As in the previous examples, we can successfully integrate CloudWatch rules with AWS Batch. In this case, we should set the Batch job queue as the target.
Like in the case of ECS, there is no built-in functionality that would allow triggering a job in the AWS Batch in response to a new file appearance event in the S3 bucket. We have to use the previously described mechanism and integrate the auxiliary Lambda function with the S3 Event notification. This time in response to an event, the Lambda function will send a message to the AWS Batch job queue.
AWS Elastic Beanstalk
Another possible implementation of batch processing is the use of worker environments in the AWS Elastic Beanstalk service. The solution consists of creating a dedicated environment that will be responsible for handling batch jobs. The environment uses a dedicated queue to which requests for batch job execution arrive. It can take multiple types of jobs. We can select which one will start by sending the appropriate message to the queue. The solution is practical primarily when batch jobs are directly linked to an application deployed with Elastic Beanstalk. Using this approach, we gain the ability to manage the system components in one place. However, we must remember that environmental management is on our side, so we must ensure that it is adequately scaled (also down to zero).
This time we do not need an additional component, which was the CloudWatch Event. Elastic Beanstalk offers periodic running of tasks on the environment thanks to the Periodic task functionality. We need to define at what time and which tasks should be triggered.
Again, we are not able to provide such functionality without involving the auxiliary Lambda function. Since we have the SQS queue, can we directly send the S3 bucket event notification to it? We cannot do this. The message must have specific attributes with information about what task should be run and at what time. We can construct such a message (as in the previous examples) in an additional Lambda function that will send it to the appropriate queue.

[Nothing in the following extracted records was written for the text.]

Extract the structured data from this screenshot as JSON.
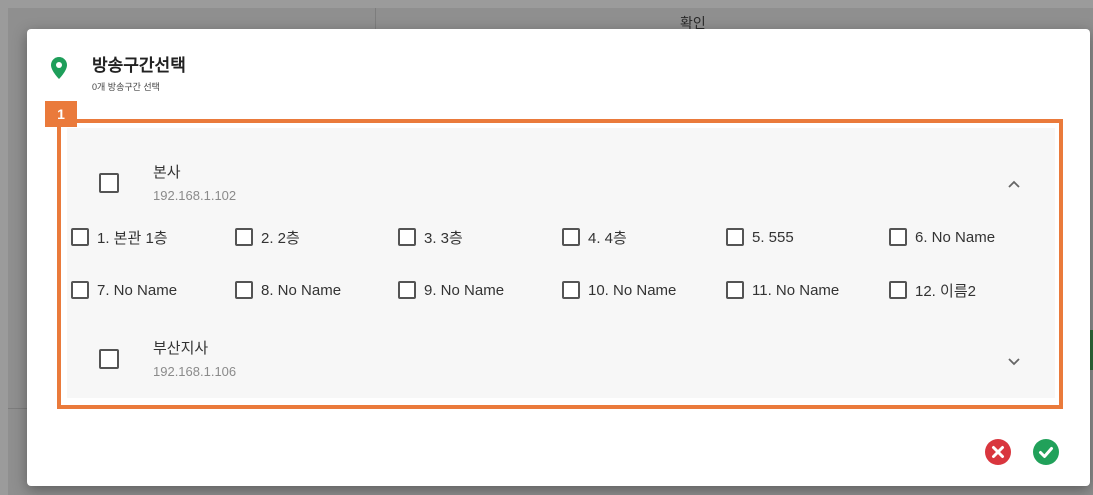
{
  "background": {
    "header_text": "확인"
  },
  "dialog": {
    "title": "방송구간선택",
    "subtitle": "0개 방송구간 선택",
    "annotation_label": "1",
    "groups": [
      {
        "name": "본사",
        "ip": "192.168.1.102",
        "expanded": true,
        "zones": [
          "1. 본관 1층",
          "2. 2층",
          "3. 3층",
          "4. 4층",
          "5. 555",
          "6. No Name",
          "7. No Name",
          "8. No Name",
          "9. No Name",
          "10. No Name",
          "11. No Name",
          "12. 이름2"
        ]
      },
      {
        "name": "부산지사",
        "ip": "192.168.1.106",
        "expanded": false,
        "zones": []
      }
    ]
  },
  "colors": {
    "annotation": "#ea7a3b",
    "cancel": "#d9363e",
    "confirm": "#21a15a",
    "location_icon": "#1e9e5a"
  },
  "icons": {
    "header": "location-pin-icon",
    "expand": "chevron-up-icon",
    "collapse": "chevron-down-icon",
    "cancel": "cancel-circle-icon",
    "confirm": "check-circle-icon"
  }
}
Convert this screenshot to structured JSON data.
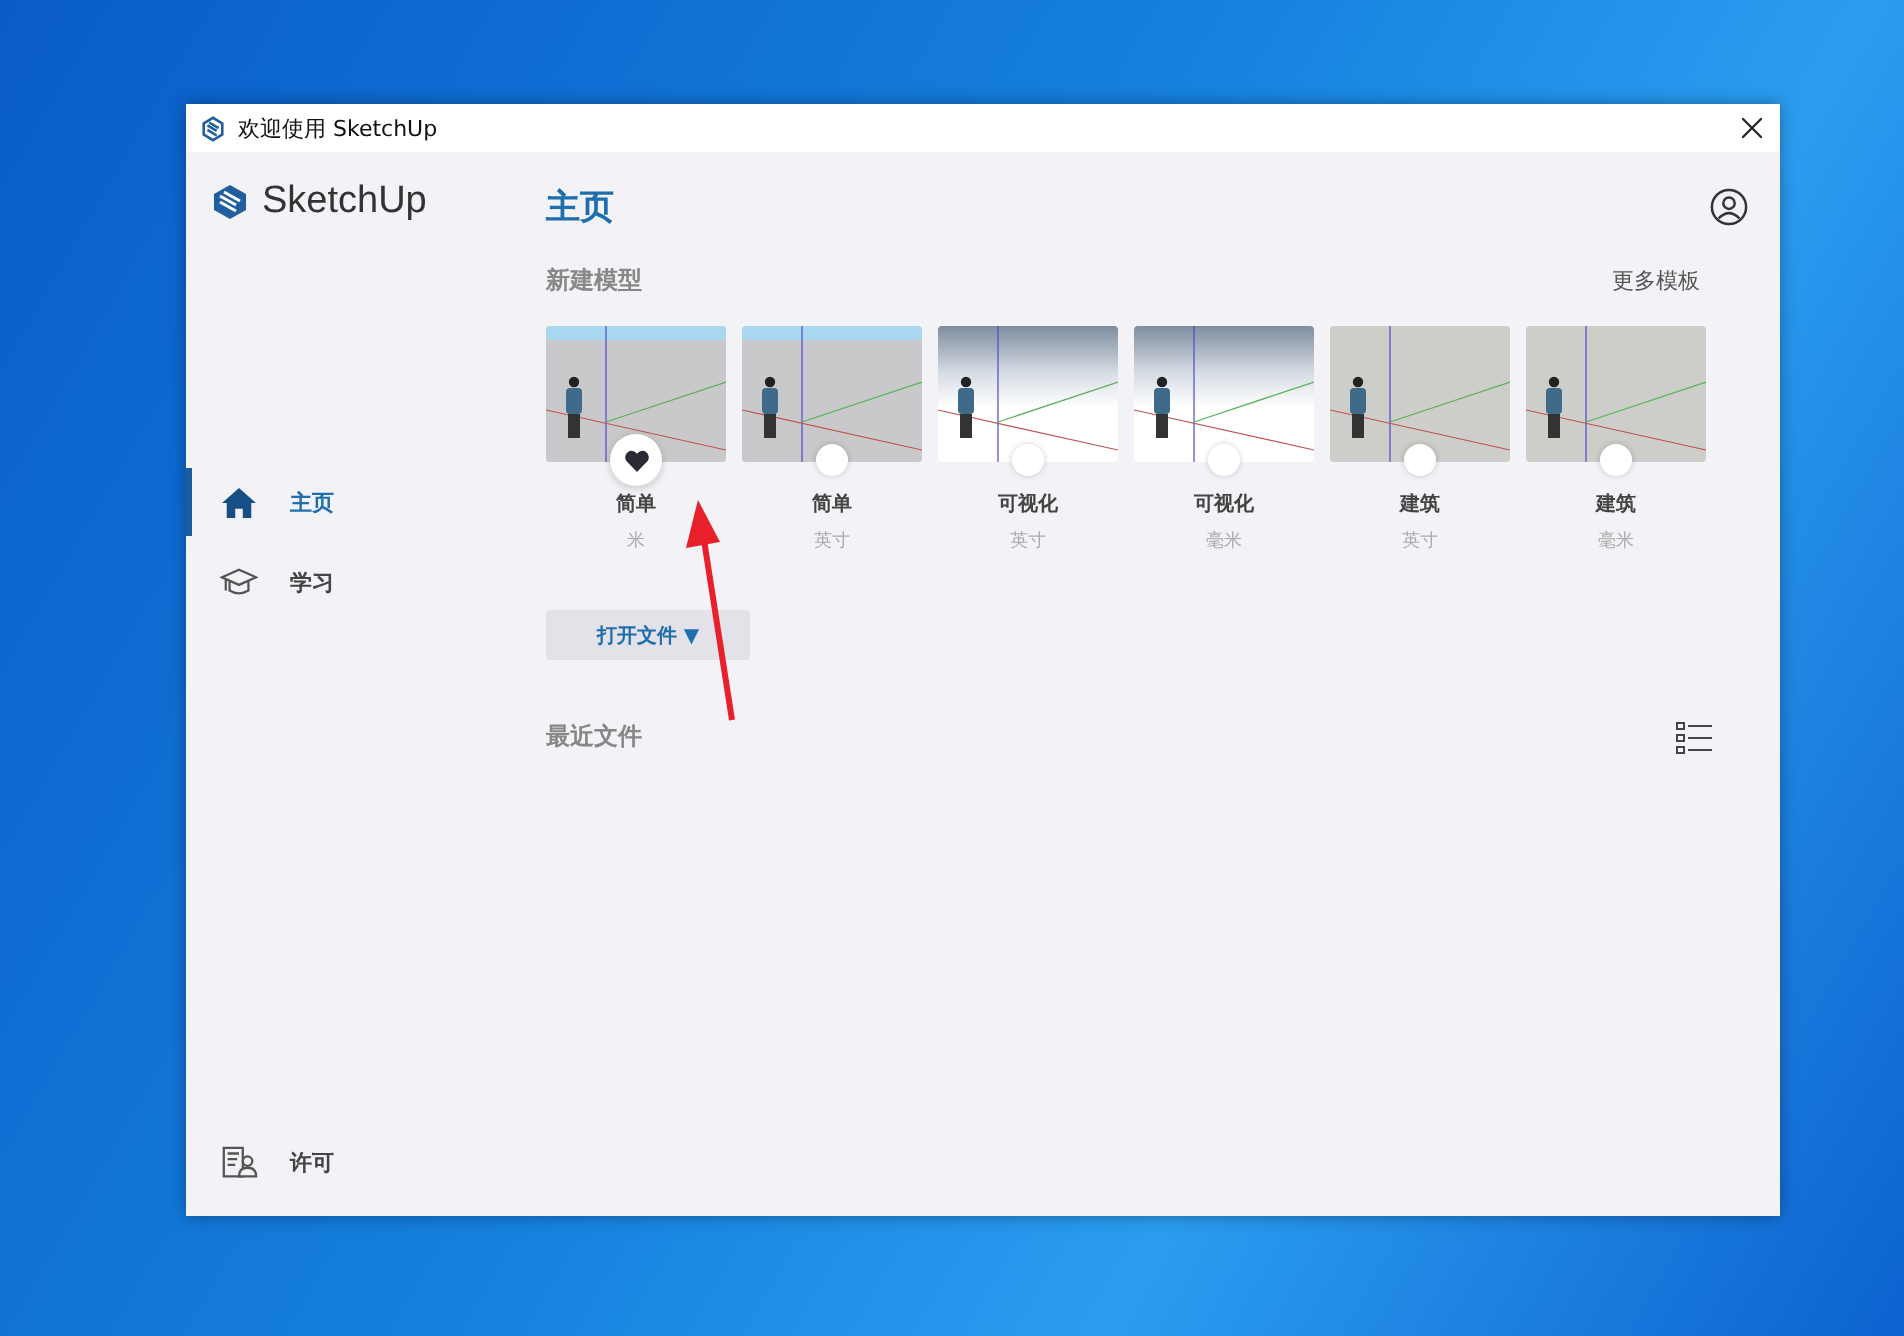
{
  "window": {
    "title": "欢迎使用 SketchUp"
  },
  "sidebar": {
    "logo": "SketchUp",
    "items": [
      {
        "kind": "home",
        "label": "主页",
        "selected": true
      },
      {
        "kind": "learn",
        "label": "学习",
        "selected": false
      }
    ],
    "footer": {
      "kind": "license",
      "label": "许可"
    }
  },
  "page": {
    "title": "主页"
  },
  "new_model": {
    "heading": "新建模型",
    "more_link": "更多模板",
    "templates": [
      {
        "kind": "sky",
        "name": "简单",
        "unit": "米",
        "favorite": true
      },
      {
        "kind": "sky",
        "name": "简单",
        "unit": "英寸",
        "favorite": false
      },
      {
        "kind": "clouds",
        "name": "可视化",
        "unit": "英寸",
        "favorite": false
      },
      {
        "kind": "clouds",
        "name": "可视化",
        "unit": "毫米",
        "favorite": false
      },
      {
        "kind": "plain",
        "name": "建筑",
        "unit": "英寸",
        "favorite": false
      },
      {
        "kind": "plain",
        "name": "建筑",
        "unit": "毫米",
        "favorite": false
      }
    ]
  },
  "open_button": {
    "label": "打开文件 ▼"
  },
  "recent": {
    "heading": "最近文件"
  }
}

I have presented several ways to run batch jobs in the AWS cloud. Each of them is useful in slightly different cases. From the ease of implementation and costs, a solution based only on the Lambda function is the best solution. However, as I mentioned, it is not suitable when we need more time to process data or more memory. In such a situation, it is worth considering using ECS. We should choose a solution based on AWS Batch only in more complex cases - such as the simultaneous triggering of several related tasks or groups of jobs. We can consider implementing the AWS Elastic Beanstalk worker environment when dealing with another symbiotic application that runs on the AWS Elastic Beanstalk service.